Umar Malik pays glowing tribute to Benazir Bhutto

Staff Writer

Islamabad: Pakistan People’s Party (PPP) leader Umar Malik this week paid glowing tribute to two-time Prime Minister Benazir Bhutto who was assassinated in 2007.

Speaking at a party that he hosted on her birthday, Umar Malik said Benazir Bhutto’s assassination had left a huge vacuum in Pakistani politics.

He recalled that after completion of her studies, Benazir Bhutto aspired to be a diplomat, but circumstances led her to continue her father Zulfiukar Ali Bhutto’s legacy as a political leader.

Soon after her return in 1977, her father was ousted as the prime minister in a military coup and imprisoned, and martial law was declared, he added.

Umar Malik mentioned that when Zukfikar Ali Bhutto was executed, Benazir Bhutto launched her full time into politics. “I told him on oath in his death cell that I would carry on his work,” Benazir Bhutto later said.

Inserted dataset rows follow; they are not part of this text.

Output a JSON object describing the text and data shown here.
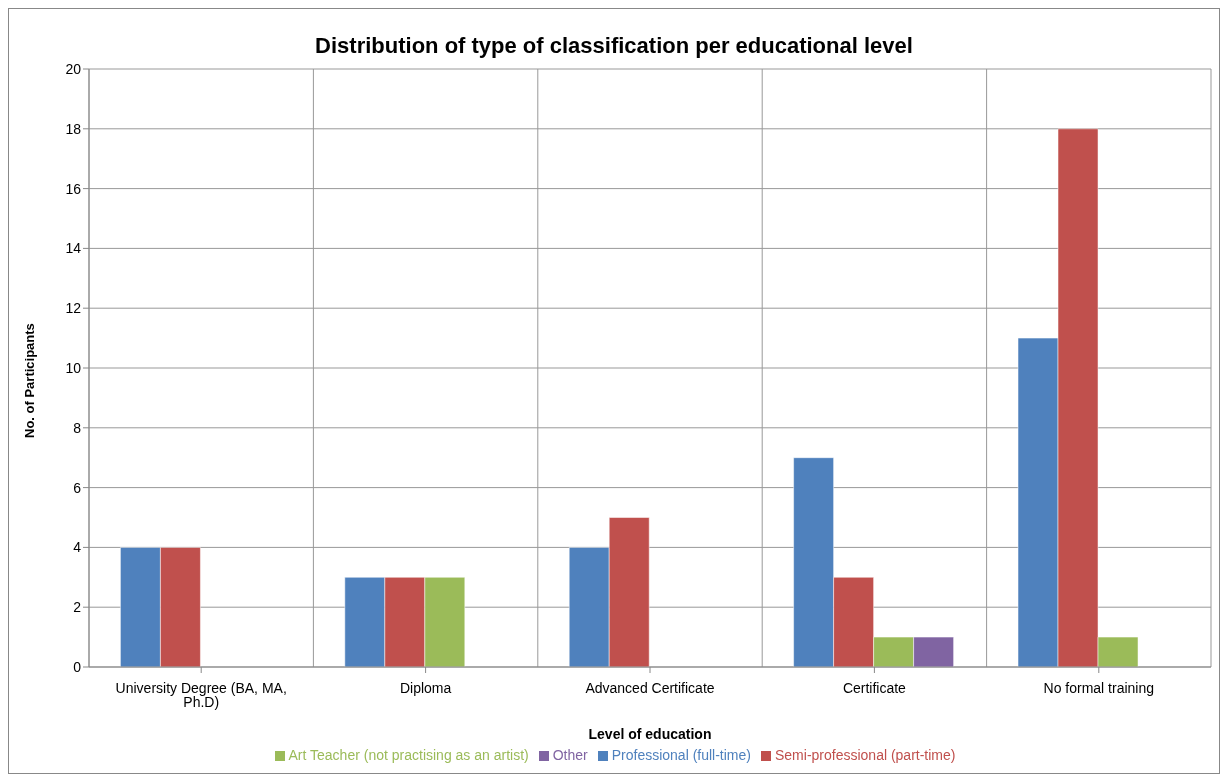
{
  "chart_data": {
    "type": "bar",
    "title": "Distribution of type of classification per educational level",
    "xlabel": "Level of education",
    "ylabel": "No. of Participants",
    "categories": [
      "University Degree (BA, MA, Ph.D)",
      "Diploma",
      "Advanced Certificate",
      "Certificate",
      "No formal training"
    ],
    "series": [
      {
        "name": "Professional (full-time)",
        "color": "#4f81bd",
        "values": [
          4,
          3,
          4,
          7,
          11
        ]
      },
      {
        "name": "Semi-professional (part-time)",
        "color": "#c0504d",
        "values": [
          4,
          3,
          5,
          3,
          18
        ]
      },
      {
        "name": "Art Teacher (not practising as an artist)",
        "color": "#9bbb59",
        "values": [
          0,
          3,
          0,
          1,
          1
        ]
      },
      {
        "name": "Other",
        "color": "#8064a2",
        "values": [
          0,
          0,
          0,
          1,
          0
        ]
      }
    ],
    "ylim": [
      0,
      20
    ],
    "yticks": [
      0,
      2,
      4,
      6,
      8,
      10,
      12,
      14,
      16,
      18,
      20
    ],
    "grid": true,
    "legend": "bottom"
  }
}
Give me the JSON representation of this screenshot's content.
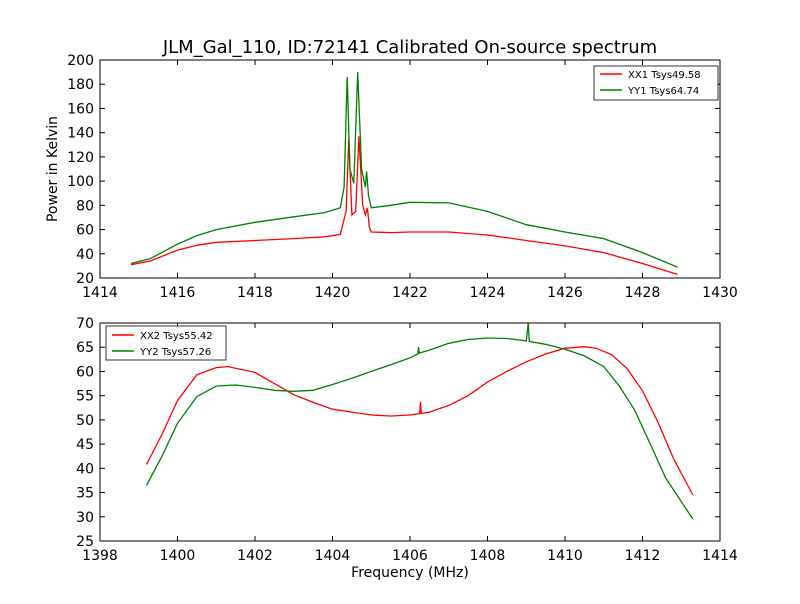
{
  "figure_title": "JLM_Gal_110, ID:72141 Calibrated On-source spectrum",
  "colors": {
    "xx": "#ff0000",
    "yy": "#008000",
    "axes": "#000000"
  },
  "chart_data": [
    {
      "type": "line",
      "ylabel": "Power in Kelvin",
      "xlabel": "",
      "xlim": [
        1414,
        1430
      ],
      "ylim": [
        20,
        200
      ],
      "xticks": [
        "1414",
        "1416",
        "1418",
        "1420",
        "1422",
        "1424",
        "1426",
        "1428",
        "1430"
      ],
      "yticks": [
        "20",
        "40",
        "60",
        "80",
        "100",
        "120",
        "140",
        "160",
        "180",
        "200"
      ],
      "legend_position": "top-right",
      "series": [
        {
          "name": "XX1 Tsys49.58",
          "color": "#ff0000",
          "points": [
            [
              1414.8,
              31
            ],
            [
              1415.3,
              34
            ],
            [
              1416,
              43
            ],
            [
              1416.5,
              47
            ],
            [
              1417,
              49.5
            ],
            [
              1418,
              51
            ],
            [
              1419,
              52.5
            ],
            [
              1419.8,
              54
            ],
            [
              1420.2,
              56
            ],
            [
              1420.35,
              75
            ],
            [
              1420.42,
              135
            ],
            [
              1420.5,
              72
            ],
            [
              1420.6,
              75
            ],
            [
              1420.68,
              137
            ],
            [
              1420.78,
              80
            ],
            [
              1420.85,
              72
            ],
            [
              1420.9,
              78
            ],
            [
              1420.95,
              62
            ],
            [
              1421,
              58
            ],
            [
              1421.5,
              57.5
            ],
            [
              1422,
              58
            ],
            [
              1423,
              58
            ],
            [
              1424,
              55.5
            ],
            [
              1425,
              51
            ],
            [
              1426,
              46.5
            ],
            [
              1427,
              41
            ],
            [
              1428,
              32
            ],
            [
              1428.9,
              23
            ]
          ]
        },
        {
          "name": "YY1 Tsys64.74",
          "color": "#008000",
          "points": [
            [
              1414.8,
              32
            ],
            [
              1415.3,
              36
            ],
            [
              1416,
              48
            ],
            [
              1416.5,
              55
            ],
            [
              1417,
              60
            ],
            [
              1418,
              66
            ],
            [
              1419,
              70.5
            ],
            [
              1419.8,
              74
            ],
            [
              1420.2,
              78
            ],
            [
              1420.3,
              95
            ],
            [
              1420.38,
              186
            ],
            [
              1420.45,
              110
            ],
            [
              1420.55,
              98
            ],
            [
              1420.65,
              190
            ],
            [
              1420.75,
              110
            ],
            [
              1420.85,
              95
            ],
            [
              1420.88,
              108
            ],
            [
              1420.93,
              88
            ],
            [
              1421,
              78
            ],
            [
              1421.5,
              80
            ],
            [
              1422,
              82.5
            ],
            [
              1423,
              82
            ],
            [
              1424,
              75
            ],
            [
              1425,
              64
            ],
            [
              1426,
              58
            ],
            [
              1427,
              52.5
            ],
            [
              1428,
              41
            ],
            [
              1428.9,
              29
            ]
          ]
        }
      ]
    },
    {
      "type": "line",
      "ylabel": "",
      "xlabel": "Frequency (MHz)",
      "xlim": [
        1398,
        1414
      ],
      "ylim": [
        25,
        70
      ],
      "xticks": [
        "1398",
        "1400",
        "1402",
        "1404",
        "1406",
        "1408",
        "1410",
        "1412",
        "1414"
      ],
      "yticks": [
        "25",
        "30",
        "35",
        "40",
        "45",
        "50",
        "55",
        "60",
        "65",
        "70"
      ],
      "legend_position": "top-left",
      "series": [
        {
          "name": "XX2 Tsys55.42",
          "color": "#ff0000",
          "points": [
            [
              1399.2,
              40.8
            ],
            [
              1399.6,
              47
            ],
            [
              1400,
              54
            ],
            [
              1400.5,
              59.3
            ],
            [
              1401,
              60.8
            ],
            [
              1401.3,
              61
            ],
            [
              1402,
              59.8
            ],
            [
              1402.5,
              57.5
            ],
            [
              1403,
              55.2
            ],
            [
              1403.5,
              53.6
            ],
            [
              1404,
              52.2
            ],
            [
              1404.5,
              51.6
            ],
            [
              1405,
              51
            ],
            [
              1405.5,
              50.8
            ],
            [
              1406,
              51
            ],
            [
              1406.25,
              51.3
            ],
            [
              1406.27,
              53.8
            ],
            [
              1406.29,
              51.3
            ],
            [
              1406.5,
              51.6
            ],
            [
              1407,
              53
            ],
            [
              1407.5,
              55
            ],
            [
              1408,
              57.8
            ],
            [
              1408.5,
              60
            ],
            [
              1409,
              62
            ],
            [
              1409.5,
              63.6
            ],
            [
              1410,
              64.8
            ],
            [
              1410.5,
              65.1
            ],
            [
              1410.8,
              64.8
            ],
            [
              1411.2,
              63.5
            ],
            [
              1411.6,
              60.6
            ],
            [
              1412,
              56
            ],
            [
              1412.4,
              49.5
            ],
            [
              1412.8,
              42
            ],
            [
              1413.3,
              34.5
            ]
          ]
        },
        {
          "name": "YY2 Tsys57.26",
          "color": "#008000",
          "points": [
            [
              1399.2,
              36.5
            ],
            [
              1399.6,
              42.5
            ],
            [
              1400,
              49.3
            ],
            [
              1400.5,
              54.8
            ],
            [
              1401,
              57
            ],
            [
              1401.5,
              57.2
            ],
            [
              1402,
              56.7
            ],
            [
              1402.5,
              56.1
            ],
            [
              1403,
              55.9
            ],
            [
              1403.5,
              56.1
            ],
            [
              1404,
              57.3
            ],
            [
              1404.5,
              58.6
            ],
            [
              1405,
              60
            ],
            [
              1405.5,
              61.4
            ],
            [
              1406,
              62.8
            ],
            [
              1406.2,
              63.6
            ],
            [
              1406.22,
              65
            ],
            [
              1406.24,
              63.8
            ],
            [
              1406.5,
              64.4
            ],
            [
              1407,
              65.8
            ],
            [
              1407.5,
              66.6
            ],
            [
              1408,
              66.9
            ],
            [
              1408.5,
              66.8
            ],
            [
              1409,
              66.3
            ],
            [
              1409.05,
              70
            ],
            [
              1409.08,
              66.2
            ],
            [
              1409.5,
              65.6
            ],
            [
              1410,
              64.6
            ],
            [
              1410.5,
              63.2
            ],
            [
              1411,
              61
            ],
            [
              1411.4,
              57
            ],
            [
              1411.8,
              52
            ],
            [
              1412.2,
              45
            ],
            [
              1412.6,
              38
            ],
            [
              1413.3,
              29.5
            ]
          ]
        }
      ]
    }
  ]
}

Benazir Bhutto, he said, paid a price for her promise. Over the next five years, with the Pakistan People’s Party outlawed, Benazir Bhutto was in and out of detention, sometimes at home, under house arrest, or in prison, under harrowing conditions.

She was allowed to leave Pakistan in 1984 for treatment of a serious ear infection. She settled in London, but the saga of her family’s life continued with the mysterious death of one of her two brothers at his home on the French Riviera. Some accounts suggested that he had been poisoned.

Umar Malik said that when martial law in Pakistan was lifted in December 1985, Benazir Bhutto felt the time had come to return to her homeland.

“Her homecoming in April 1986, in Lahore, was tumultuous, celebrated by hundreds of thousands of Pakistanis who thronged the streets and forced her motorcade to slow to such a crawl that it took 10 hours to travel eight miles,” he maintained.

In her elegant British-inflected accent, she called on Zia ul-Haq to resign, saying that it was “a bad year for dictators,” a reference to the fall of Ferdinand Marcos in the Philippines and Jean-Claude “Baby Doc” Duvalier in Haiti.

The momentum of her welcome propelled her on a national tour and then her party to victory in parliamentary elections in November 1988.

Benazir Bhutto despite having life threats did not falter and continued her struggle with unwavering determination to achieve her ideals, Umar Malik narrated.

He said Benazir Bhutto faced constant character assassination and perpetual resistance from religious quarters who would try to stir up public’s emotions by proclaiming that a government headed by a woman was un-Islamic. Yet she managed to leave behind a legacy of commitment to democracy, economic empowerment of the downtrodden and social equality that is rivalled by only the one left by her father.

He said during her tenure, Benazir Bhutto strived hard to elevate the status of Pakistani women. She employed all of her resources for the betterment of womenfolk.

She established the first women bank, a separate ministry for women affairs, inducted female judges in judiciary, made a separate police station for women, directed for five percent quota for women in every government department, set up Muslim women’s parliamentary union, established women’s sports board, and restored women seats in national and provincial assemblies.

Umar Malik said even after her death, Benazir Bhutto continues to rule our hearts and minds regardless of the fact that she led quite an unusual life.

As she was once quoted to have said, “I have led an unusual life. I have buried a father killed at age 50 and two brothers killed in the prime of their lives. I raised my children as a single mother when my husband was arrested and held for eight years without a conviction-a hostage to my political career.”

Umar Malik said: “Benazir Bhutto was undoubtedly a woman of great achievements. Some of her achievement came to limelight and were acknowledged even after her death, as is the case with a posthumous United Nations Human Rights Prize conferred on her in 2008.”